ABSTRACT
Introduction
Up to 50% of asthma/COPD patients make critical errors in dose preparation and dose inhalation with current marketed DPIs which negatively impact clinical outcomes. Others fail to adhere to their chronic treatment regimen.
Areas covered
For this review, we describe how a human-factors approach to design of a dry powder inhaler can be used to improve usability, proficiency, and functionality of DPIs, while effectively mitigating critical errors associated with DPIs. The review highlights the critical importance of utilizing improved formulations with monomodal aerodynamic particle size distributions to reduce variability associated with oropharyngeal filtering of particles, flow rate dependence, and co-formulation effects.
Expert opinion
Much of the variability in dose delivery with DPIs is associated with limitations of the bimodal APSDs inherent in current lactose blend formulations. Evidence supports that improved lung targeting and dose consistency can be achieved with drug-device combination products comprising spray-dried powders. Unfortunately, no data exists to assess whether these advances observed in in vitro and in vivo dose delivery studies will translate into improved clinical outcomes. Given the significant percentage of patients that receive suboptimal drug delivery with current DPIs it would behoove the industry to assess the efficacy of new approaches.
Article highlights
Up to 50% of patients commit critical errors when using dry powder inhalers that lead to reduced disease control.

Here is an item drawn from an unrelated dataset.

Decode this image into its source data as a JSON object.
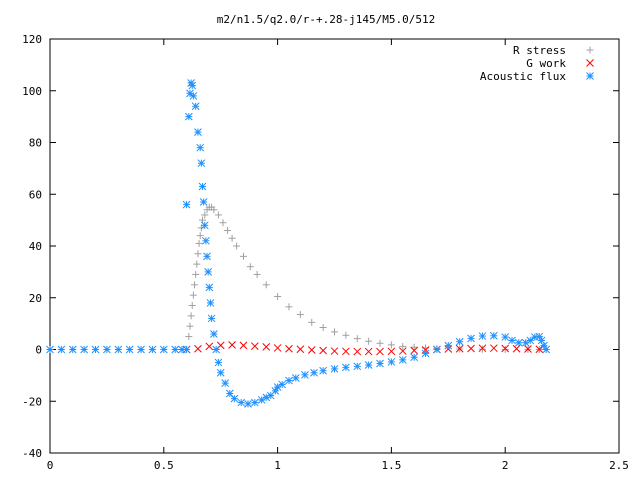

Many other patients fail to adhere to their chronic treatment regimen.
The present review discusses a human factors strategy around the design of dry powder inhalers that mitigate dose preparation, dose inhalation, and treatment adherence errors.
To improve patient outcomes, it is critical that the formulation and device work in concert.
Utilizing improved formulations that more effectively bypass drug deposition in the upper respiratory tract is deemed critical, as it improves lung targeting, reduces off-target adverse events and mitigates critical dose inhalation errors associated with oropharyngeal filtering of particles, variations in inspiratory pressure profile, and co-formulation effects.
If key opinion leaders believe that clinical outcomes are impacted by critical errors in dose inhalation and treatment adherence, then there should be a strong motivation to assess the impact on patient outcomes for technologies that effectively mitigate these errors.
Declaration of interest
J Weers is an employee of cystetic Medicines, Inc. The authors have no other relevant affiliations or financial involvement with any organization or entity with a financial interest in or financial conflict with the subject matter or materials discussed in the manuscript apart from those disclosed.
Reviewer disclosures
Peer reviewers on this manuscript have no relevant financial or other relationships to disclose.
Acknowledgments
The author thanks David Maltz, Mark Glusker and the Aspire design team for their collaboration and development of the Aspire DPI, and Danforth Miller for helpful suggestions in editing the manuscript.